アードベッグのスモーキーさが、いかに強烈なものかは、スモーキーさの源であるピートの使用量を比較すればわかります。
アイラモルトのなかでもスタンダードな味わいとされる「ボウモア」と比較すると、アードベッグのピート使用量は倍以上。比較的、飲みやすいといわれる「ブナハーブン」や「ブルックラディ」に比べると、何と10倍以上にもなるのだとか。
さらに、アードベッグ同様にアイラらしいといわれる「ラフロイグ」と比較しても、アードベッグの方が多く、まさに「アイラのなかのアイラ」といえる存在です。
だからといって、スモーキーさだけがアードベッグの魅力かというと、そんなことはありません。
アードベッグの仕込み水には、ピートの地層を通ったウーガダール湖の軟水を使用。また、発酵槽にはウイスキーになめらかな質感を与えるオレゴン松を使用しています。
さらに、蒸溜器に設置された精溜器(ピューリファイア)が与える、フルーティでフローラルな甘さが、スモーキーさと融合して複雑な旨味を引き出します。

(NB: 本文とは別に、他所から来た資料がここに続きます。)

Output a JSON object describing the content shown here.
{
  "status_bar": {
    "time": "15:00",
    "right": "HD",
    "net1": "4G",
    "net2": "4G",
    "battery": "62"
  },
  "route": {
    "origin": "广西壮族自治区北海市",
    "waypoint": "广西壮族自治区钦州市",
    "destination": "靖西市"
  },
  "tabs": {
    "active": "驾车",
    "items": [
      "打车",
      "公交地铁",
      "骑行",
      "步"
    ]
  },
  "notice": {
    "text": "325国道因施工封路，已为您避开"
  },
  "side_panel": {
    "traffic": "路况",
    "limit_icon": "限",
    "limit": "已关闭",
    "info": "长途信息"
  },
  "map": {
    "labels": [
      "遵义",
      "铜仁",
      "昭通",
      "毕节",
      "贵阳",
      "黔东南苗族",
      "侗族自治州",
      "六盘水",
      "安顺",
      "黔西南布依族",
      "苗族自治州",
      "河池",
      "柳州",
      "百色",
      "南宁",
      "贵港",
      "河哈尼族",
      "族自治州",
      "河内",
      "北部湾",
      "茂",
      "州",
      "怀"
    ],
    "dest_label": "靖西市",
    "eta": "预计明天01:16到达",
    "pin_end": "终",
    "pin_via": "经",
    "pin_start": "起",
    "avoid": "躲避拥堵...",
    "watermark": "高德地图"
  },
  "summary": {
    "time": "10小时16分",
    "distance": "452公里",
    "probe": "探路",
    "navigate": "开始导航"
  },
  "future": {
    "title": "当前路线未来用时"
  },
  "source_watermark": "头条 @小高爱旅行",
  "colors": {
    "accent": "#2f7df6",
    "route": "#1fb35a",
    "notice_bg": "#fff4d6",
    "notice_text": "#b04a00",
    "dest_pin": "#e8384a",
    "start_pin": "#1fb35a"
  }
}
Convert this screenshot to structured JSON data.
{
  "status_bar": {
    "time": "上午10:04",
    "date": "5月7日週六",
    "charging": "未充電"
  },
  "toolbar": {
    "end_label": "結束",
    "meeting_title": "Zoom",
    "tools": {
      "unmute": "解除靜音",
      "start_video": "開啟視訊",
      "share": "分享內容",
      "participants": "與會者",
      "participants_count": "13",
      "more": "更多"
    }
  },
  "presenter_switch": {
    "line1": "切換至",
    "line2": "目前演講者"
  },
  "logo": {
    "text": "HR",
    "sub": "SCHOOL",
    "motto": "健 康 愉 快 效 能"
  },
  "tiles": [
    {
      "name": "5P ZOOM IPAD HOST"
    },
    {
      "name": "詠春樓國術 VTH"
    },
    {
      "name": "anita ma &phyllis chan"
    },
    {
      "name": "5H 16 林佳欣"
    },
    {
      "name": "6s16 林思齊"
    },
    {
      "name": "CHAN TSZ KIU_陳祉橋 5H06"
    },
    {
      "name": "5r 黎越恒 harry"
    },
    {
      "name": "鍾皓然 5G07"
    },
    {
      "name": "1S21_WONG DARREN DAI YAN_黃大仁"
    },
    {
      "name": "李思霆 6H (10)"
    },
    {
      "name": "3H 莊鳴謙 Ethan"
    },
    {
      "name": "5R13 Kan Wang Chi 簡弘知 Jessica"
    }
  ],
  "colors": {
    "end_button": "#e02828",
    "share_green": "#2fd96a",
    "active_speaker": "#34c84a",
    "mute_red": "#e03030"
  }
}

アードベッグは強烈なスモーキーさと、繊細な甘さという、一見して相反する魅力をあわせ持つことから、「ピーティー・パラドックス(=矛盾)」として高く評価されています。スコッチ愛好者にとっては外せない銘柄といえるでしょう。
アードベッグを育んだ蒸溜所がたどった波乱の歴史

出典:MHD モエ ヘネシー ディアジオ株式会社サイト
「アードベッグ」の生みの親であるアードベッグ蒸溜所が誕生したのは、今から約200年以上も前の1815年のこと。アイラ島の南部にある、岩に囲まれた小さな岬に立つこの蒸溜所は、その個性豊かなウイスキー造りによって、世界中のウイスキー愛好家に知られる存在となり、「アードベギャン」と呼ばれる熱狂的なファンを生むほどでした。
世界的な名声を得たアードベッグ蒸溜所ですが、その歴史は決して順風満帆といえるものではありませんでした。蒸溜所としての規模は大きくないだけに好不況の波を受けやすく、何度となく経営不振に陥りました。とくに1980年代は、世界的なウイスキー不況によって、多くの蒸溜所が閉鎖に追い込まれており、アードベッグ蒸溜所も閉鎖の危機を迎えました。
存続すら危ぶまれたアードベッグ蒸溜所ですが、1997年、ハイランドモルトの代表格として知られるグレンモーレンジィ社の傘下に入ることで、不死鳥のごとく蘇りました。
こうした復活劇の背景に、アードベッグをこよなく愛するアードベギャンの存在があったことは間違いありません。
世界中のアードベギャンは、二度とこうした危機を迎えないようにと、2000年に「アードベッグ・コミッティー」を結成。いまやその輪は世界130カ国、12万人以上の規模に拡大しています。
国境を越え、世代を超えて愛されるアードベッグ蒸溜所の歴史は、こうした熱狂的なファンに支えられ、これからも続いていくことでしょう。